A Guide to Different Types of Champagne Glasses
Uncorking a bottle of fine champagne is always a special occasion, but it’s elevated even further with the right crystal glassware.
Here’s a complete guide to champagne glasses plus some extra serving tips, so you can make your next sparkling moment one to remember.
How does the type of champagne glass make a difference?
There are two reasons why champagne tastes better out of a specialty glass than it does out of a regular wine glass.
The first relates to the way our senses receive the champagne. A properly shaped glass preserves a champagne’s effervescence, so it retains the bubbly mouthfeel we expect from a glass of sparkling. It also funnels the aromas toward your nose, allowing you to better pre-empt and enjoy the flavor.
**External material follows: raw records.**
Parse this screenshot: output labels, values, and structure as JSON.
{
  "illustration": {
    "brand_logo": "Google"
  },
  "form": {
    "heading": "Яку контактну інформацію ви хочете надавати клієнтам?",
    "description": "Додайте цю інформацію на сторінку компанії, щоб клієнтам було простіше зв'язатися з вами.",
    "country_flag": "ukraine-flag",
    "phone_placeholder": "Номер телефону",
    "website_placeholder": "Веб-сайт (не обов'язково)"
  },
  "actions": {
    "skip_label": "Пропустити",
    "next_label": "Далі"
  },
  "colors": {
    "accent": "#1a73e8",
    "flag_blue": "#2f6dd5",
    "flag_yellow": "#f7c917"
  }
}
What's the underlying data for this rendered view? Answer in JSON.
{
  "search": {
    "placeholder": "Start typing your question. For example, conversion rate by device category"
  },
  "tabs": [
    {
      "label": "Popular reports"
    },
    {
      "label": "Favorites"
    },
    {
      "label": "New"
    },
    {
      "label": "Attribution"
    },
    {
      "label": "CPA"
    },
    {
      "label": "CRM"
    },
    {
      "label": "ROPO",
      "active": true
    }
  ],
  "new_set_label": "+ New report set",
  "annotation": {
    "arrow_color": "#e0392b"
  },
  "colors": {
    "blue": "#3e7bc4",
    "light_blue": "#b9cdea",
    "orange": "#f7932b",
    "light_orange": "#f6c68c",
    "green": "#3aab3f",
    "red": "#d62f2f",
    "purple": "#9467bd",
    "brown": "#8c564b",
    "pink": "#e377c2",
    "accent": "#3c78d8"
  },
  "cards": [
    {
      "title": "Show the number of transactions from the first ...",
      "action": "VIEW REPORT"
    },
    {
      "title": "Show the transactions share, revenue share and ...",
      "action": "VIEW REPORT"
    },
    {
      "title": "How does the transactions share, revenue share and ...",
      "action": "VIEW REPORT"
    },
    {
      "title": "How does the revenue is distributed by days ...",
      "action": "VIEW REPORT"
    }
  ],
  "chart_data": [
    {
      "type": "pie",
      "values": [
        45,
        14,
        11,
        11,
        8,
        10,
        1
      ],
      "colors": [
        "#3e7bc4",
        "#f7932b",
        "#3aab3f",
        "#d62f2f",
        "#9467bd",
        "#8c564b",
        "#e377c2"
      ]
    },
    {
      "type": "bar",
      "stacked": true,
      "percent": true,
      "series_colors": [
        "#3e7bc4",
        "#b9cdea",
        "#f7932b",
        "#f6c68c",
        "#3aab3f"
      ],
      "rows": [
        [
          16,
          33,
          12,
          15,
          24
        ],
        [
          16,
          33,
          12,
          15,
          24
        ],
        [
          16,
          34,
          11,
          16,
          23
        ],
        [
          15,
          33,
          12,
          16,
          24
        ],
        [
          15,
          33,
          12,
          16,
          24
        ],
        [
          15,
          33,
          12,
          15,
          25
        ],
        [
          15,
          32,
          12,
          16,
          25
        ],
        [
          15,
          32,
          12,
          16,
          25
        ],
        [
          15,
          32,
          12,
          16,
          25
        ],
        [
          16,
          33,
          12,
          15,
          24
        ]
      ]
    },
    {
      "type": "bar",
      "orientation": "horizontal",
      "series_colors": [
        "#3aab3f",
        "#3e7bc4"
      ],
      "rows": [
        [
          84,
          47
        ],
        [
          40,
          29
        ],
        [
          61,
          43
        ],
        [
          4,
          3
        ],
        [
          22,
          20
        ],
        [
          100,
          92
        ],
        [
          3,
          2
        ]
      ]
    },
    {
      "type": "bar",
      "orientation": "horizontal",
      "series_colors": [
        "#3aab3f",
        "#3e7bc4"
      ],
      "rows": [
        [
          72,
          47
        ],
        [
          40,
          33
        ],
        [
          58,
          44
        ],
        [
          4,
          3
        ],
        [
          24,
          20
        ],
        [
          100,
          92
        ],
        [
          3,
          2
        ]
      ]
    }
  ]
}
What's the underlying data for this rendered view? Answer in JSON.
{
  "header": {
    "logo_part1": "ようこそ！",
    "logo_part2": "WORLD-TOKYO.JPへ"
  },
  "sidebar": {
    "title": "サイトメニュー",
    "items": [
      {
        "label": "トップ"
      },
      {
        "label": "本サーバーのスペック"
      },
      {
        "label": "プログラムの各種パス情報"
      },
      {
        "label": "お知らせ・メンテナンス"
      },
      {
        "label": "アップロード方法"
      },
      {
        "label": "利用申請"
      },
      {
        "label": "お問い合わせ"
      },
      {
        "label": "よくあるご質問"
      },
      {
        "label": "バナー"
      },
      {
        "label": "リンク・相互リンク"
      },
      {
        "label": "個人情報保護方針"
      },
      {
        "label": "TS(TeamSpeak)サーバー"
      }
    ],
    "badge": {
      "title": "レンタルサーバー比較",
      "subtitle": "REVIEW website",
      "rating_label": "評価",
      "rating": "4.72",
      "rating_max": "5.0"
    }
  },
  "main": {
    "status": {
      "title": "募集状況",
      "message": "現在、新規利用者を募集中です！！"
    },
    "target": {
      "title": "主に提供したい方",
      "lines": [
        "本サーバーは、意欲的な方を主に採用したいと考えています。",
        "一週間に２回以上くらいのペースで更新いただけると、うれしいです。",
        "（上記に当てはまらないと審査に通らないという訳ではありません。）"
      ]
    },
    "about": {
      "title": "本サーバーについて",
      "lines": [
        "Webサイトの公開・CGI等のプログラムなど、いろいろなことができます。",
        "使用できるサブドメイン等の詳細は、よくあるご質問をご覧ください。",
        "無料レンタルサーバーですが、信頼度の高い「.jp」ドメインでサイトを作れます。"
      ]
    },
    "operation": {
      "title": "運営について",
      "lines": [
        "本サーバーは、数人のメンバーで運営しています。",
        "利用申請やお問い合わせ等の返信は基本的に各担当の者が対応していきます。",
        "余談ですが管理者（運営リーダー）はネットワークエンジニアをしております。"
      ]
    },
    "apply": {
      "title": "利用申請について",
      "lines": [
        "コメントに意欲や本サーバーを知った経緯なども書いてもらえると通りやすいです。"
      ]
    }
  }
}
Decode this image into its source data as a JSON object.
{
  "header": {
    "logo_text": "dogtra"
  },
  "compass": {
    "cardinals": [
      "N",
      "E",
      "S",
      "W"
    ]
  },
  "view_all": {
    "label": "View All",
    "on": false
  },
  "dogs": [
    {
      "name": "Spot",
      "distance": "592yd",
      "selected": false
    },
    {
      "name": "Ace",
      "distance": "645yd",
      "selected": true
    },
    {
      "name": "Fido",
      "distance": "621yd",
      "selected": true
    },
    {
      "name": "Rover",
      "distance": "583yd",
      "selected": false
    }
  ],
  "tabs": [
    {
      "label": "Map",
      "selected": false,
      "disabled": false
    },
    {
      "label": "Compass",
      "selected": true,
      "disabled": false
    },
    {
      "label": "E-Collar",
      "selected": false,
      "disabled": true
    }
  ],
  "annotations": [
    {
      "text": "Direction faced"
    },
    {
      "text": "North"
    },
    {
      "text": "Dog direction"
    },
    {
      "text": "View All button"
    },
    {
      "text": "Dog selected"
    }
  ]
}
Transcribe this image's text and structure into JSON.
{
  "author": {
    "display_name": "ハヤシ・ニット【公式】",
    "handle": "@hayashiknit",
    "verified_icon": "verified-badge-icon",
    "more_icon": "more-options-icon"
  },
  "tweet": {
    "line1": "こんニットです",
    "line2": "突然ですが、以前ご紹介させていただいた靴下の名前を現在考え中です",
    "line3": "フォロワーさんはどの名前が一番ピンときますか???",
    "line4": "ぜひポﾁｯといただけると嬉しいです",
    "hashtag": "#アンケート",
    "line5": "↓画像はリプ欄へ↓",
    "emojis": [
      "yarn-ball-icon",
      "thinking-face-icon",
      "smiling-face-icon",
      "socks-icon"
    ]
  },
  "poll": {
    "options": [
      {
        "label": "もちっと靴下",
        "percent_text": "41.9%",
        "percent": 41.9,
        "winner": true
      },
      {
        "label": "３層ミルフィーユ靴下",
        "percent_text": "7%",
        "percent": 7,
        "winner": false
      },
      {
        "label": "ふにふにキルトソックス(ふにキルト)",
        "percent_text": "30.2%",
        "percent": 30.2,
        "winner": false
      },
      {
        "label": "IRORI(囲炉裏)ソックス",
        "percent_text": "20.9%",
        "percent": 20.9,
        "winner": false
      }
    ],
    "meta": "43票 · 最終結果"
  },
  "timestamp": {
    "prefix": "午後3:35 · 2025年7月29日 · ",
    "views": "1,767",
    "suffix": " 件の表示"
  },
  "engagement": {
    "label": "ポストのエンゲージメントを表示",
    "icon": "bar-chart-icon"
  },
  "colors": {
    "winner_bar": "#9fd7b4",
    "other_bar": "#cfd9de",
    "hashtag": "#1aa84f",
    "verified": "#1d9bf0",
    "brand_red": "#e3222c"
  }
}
The second is psychological. The element of delight that comes with serving champagne in a more attractive glass subtly influences the way we perceive the taste for the better.
The different types of champagne glasses
There’s more to choose from than just the classic flute. Champagne glasses come in varieties such as:
Coupes are traditional champagne glasses that call to mind 1920s speakeasies and lavish balls. Their broad bowl means bubbles dissipate more quickly, but the increased aeration intensifies the aroma and flavor upon first pour.
The large mixing space in a coupe also makes it perfect for champagne cocktails.
Shop our range of classic crystal champagne coupes.
Perhaps the best known of all champagne glasses, the narrow shape of a flute retains maximum bubbles over an extended period of time. This makes it a great choice when you’re pre-pouring multiple drinks before service.
Explore exquisite crystal champagne flutes.
Tulips combine the best parts of flutes and coupes. The base of the bowl is broad enough to allow aromas and flavors to breathe, but a narrower mouth keeps bubbles intact.
How to hold a champagne glass
To hold a champagne glass, pinch the stem between your thumb and forefinger. Your remaining fingers can rest on the lower part of the stem for extra stability.
Avoid touching the bowl, as the heat from your hand will warm up the champagne from its chilled serving temperature.
What’s the proper way to serve champagne?
Above all else, champagne should be served chilled. Warm champagne pours with an excess of foam and often leaves a slightly heavier alcohol taste on the palate.
To keep your bottle chilled once it’s been removed from the fridge, consider serving it in an ice bucket. Besides preserving the temperature at the table, a stunning ice bucket adds an extra touch of elegance to the occasion.
If you’re just having a quick toast without all the ice, you can still accentuate the beauty of the bottle with a sparkling crystal coaster.
Opening the bottle
Here are 5 steps for correctly uncorking a champagne bottle.
Tilt the bottle to about 45 degrees and point it in a safe direction.
Remove the foil.
Untwist the wiring on the side to loosen the muselet, but leave it sitting on top of the cork.
Place your thumb over the cork and apply pressure. You can place a napkin over the cork first to prevent any spillage.
Turn the bottle by its base while holding the cork down with your thumb. The cork will slowly start to work itself free.
Keep hold of the cork to prevent it from shooting out. Once it’s been released, keep the bottle tilted for a moment to let all gases escape.
Pouring the champagne
When preparing to pour, place your thumb in the indent (punt) at the base of the bottle and gently tilt it toward the glass.
From here, there are two methods for pouring the champagne so that it doesn’t bubble over the rim.
Tilt the glass at a 45-degree angle and slowly pour the champagne down the side, steadily tilting it back to an upright position as the glass is filled.
Pour a dash into the base of the glass and let the bubbles subside before topping up the rest (this is a particularly useful method if you’re pouring multiple glasses at once).
And there you have it - a chilled glass is ready to enjoy!